How Should Romney Have Responded to Being Accused of a Felony?
A member of President Obama’s reelection team accused Mitt Romney of committing a felony in regards to his tenure at Bain Capital, which prompted Romney’s team to demand an apology ... a demand the president has refused. An Obama deputy campaign manager, Stephanie Cutter, said on CBS’s Face the Nation that the Romney team should “stop whining.” She added, “Instead of whining about what the Obama campaign is saying, why don’t you just put the facts out there and let people decide, rather than trying to hide them.”
Former governor and top Romney surrogate, John Sununu appeared on America Live today to weigh in on the growing attacks from the campaign trail. He told Megyn Kelly, “It’s amazing to me that this president would introduce the word felon into the discourse. This is a president who wallowed in Chicago in the murky soup of politics/felons, a region where the politicians quite often end up as felons in jail.”

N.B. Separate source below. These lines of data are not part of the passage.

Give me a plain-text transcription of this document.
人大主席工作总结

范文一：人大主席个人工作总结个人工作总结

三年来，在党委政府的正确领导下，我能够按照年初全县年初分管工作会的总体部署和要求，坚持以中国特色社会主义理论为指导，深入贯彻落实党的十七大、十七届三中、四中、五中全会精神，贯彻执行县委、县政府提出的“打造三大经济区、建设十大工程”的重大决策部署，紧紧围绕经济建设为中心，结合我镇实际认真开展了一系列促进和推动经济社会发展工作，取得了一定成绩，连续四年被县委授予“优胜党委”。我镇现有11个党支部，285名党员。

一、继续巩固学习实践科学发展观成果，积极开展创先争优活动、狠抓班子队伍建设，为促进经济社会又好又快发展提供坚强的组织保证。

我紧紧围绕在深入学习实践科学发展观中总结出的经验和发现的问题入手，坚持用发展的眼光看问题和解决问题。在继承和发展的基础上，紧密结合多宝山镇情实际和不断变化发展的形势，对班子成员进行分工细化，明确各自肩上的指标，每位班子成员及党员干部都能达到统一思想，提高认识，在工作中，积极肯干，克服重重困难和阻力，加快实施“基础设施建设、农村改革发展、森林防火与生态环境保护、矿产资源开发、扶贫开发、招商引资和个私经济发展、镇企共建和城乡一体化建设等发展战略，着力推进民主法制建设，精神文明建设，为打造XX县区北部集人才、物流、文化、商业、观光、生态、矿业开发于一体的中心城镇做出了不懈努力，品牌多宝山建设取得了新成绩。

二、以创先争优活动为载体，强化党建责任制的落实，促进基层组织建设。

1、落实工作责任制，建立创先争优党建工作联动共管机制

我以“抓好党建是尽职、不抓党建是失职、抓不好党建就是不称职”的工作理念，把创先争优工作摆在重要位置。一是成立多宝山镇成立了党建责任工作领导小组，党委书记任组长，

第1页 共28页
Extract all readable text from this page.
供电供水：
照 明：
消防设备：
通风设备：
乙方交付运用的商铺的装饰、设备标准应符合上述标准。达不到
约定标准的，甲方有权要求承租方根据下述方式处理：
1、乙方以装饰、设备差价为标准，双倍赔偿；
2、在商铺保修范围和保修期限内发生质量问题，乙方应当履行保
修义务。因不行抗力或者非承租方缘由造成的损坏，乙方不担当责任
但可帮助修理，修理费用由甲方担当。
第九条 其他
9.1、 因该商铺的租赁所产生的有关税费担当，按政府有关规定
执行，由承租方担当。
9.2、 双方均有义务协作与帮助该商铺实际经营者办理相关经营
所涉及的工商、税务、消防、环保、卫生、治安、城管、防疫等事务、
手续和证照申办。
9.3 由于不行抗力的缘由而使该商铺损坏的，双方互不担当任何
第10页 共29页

Sununu continued his point, saying, “This is a president who cut a very snarky
real estate deal with Tony Rezko, who is now in prison for trying to extort some money on a political basis. Why would the president want to give people an opportunity to raise his wallowing with felons in the past by raising that question? … I think it’s going to come back and bite him.”
Kelly said that she’s heard from viewers that they are sick of the back-and-forth from both sides. Sununu jumped in and said, “With all due respect, and I appreciate you trying to be fair and balanced but it has been done to Governor Romney by the attacks that have been made by the Obama administration. We could be talking today about the 24 million unemployed and underemployed; they’re the ones that have problems.”
How should Romney have responded to the felon remark? Sununu said, “He doesn’t have to bring it up, it’s guys like me who are a little bit irrational that can bring it up, and I have.” He went on to say that between the conventions and Election Day, we’ll begin to see real engagement between the candidates, instead of the distractions being thrown around now.